Rao believes Shekhawat can create only temporary trouble, but not beyond that. “He can’t influence events even in Rajasthan, what will he do at the national level,” he said.

However, another view in the party is that Shekhawat is essentially cut up with Raje and wants to see her out of Rajasthan politics.

A party insider delineated this argument. “You must have noticed that he invariably says he will contest elections only if his health permits,” he said.

According to the source, Shekawat’s comment was a “signal to the party that some action must come against Raje and he will not embarrass Advani anymore”.

The former vice president, who belongs to Rajasthan, was among those instrumental in projecting Vasundhara Raje for the chief ministerial post in 2003.

“But after becoming chief minister, Raje started ill-treating him. She once asked Shekhawat’s son-in-law (Narpat Singh Rajvi) to step down from a podium during a function and later suggested to him that he should always sit in the audience when she is there,” said a party source in Rajasthan.

Shekhawat was not consulted even during distribution of tickets for the recent Rajasthan assembly elections, while his son-in-law Narpat Singh Rajvi had to change his constituency on the insistence of Raje.

Rajvi’s name was announced only in the fourth list of candidates, and all the while Shekhawat kept on waiting with his fingers crossed.

After the BJP lost the polls, Shekhawat opposed naming Raje as Leader of Opposition in the new assembly, but the high command went with her.

During the last three days, the 86-year-old leader levelled allegations that huge money changed hands in the distribution of tickets.

He also wrote to Rajasthan Chief Minister Ashok Gehlot of the Congress to conduct a probe into the Rs.32,000-crore (Rs.320 billion) corruption allegation the party had levelled against the Raje government during the run up to the polls.

“He started feeling he was walking into political oblivion as even someone like Raje gave him short shrift.

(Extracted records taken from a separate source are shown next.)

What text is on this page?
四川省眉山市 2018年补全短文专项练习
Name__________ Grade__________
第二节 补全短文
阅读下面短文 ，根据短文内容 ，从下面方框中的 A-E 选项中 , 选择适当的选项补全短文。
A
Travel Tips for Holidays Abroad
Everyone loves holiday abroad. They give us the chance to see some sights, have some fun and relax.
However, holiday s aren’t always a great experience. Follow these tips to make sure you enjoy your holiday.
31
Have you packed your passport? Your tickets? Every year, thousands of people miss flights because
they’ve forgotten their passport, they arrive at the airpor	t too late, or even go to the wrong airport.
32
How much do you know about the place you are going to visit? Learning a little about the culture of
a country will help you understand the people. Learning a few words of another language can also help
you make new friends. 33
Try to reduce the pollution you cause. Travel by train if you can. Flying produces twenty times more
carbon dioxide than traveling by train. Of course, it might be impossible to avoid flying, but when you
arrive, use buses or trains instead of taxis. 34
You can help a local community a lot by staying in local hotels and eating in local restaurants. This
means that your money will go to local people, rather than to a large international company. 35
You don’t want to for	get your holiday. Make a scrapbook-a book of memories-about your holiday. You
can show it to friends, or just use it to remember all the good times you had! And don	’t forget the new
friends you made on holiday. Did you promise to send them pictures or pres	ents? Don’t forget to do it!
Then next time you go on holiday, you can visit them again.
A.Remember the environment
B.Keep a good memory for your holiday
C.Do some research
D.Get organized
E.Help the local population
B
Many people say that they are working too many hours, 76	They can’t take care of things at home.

That is why he came out with those assertions,” said political analyst Vijay Sharma in Jaipur.

The BJP, in the meanwhile, continues to be in a tizzy over the issue and is yet to firm up its strategy to handle the octogenarian leader.

“I won’t be able to comment,” said BJP vice president Mukhtar Abbas Naqvi.

Party spokesperson Rajiv Pratap Rudy said: “We have already said what we have to… he is the party’s senior leader and well-wisher.”

Sources claim the party has little option but to hammer out some formula of compromise between Shekhawat and Raje, for no firm action can be taken against either of them in the run up to the Lok Sabha elections.

“He is being ungrateful to the party, which rallied behind him for the presidential elections,” analyst Rao said. Shekhawat was the National Democratic Alliance candidate during the 2007 presidental elections.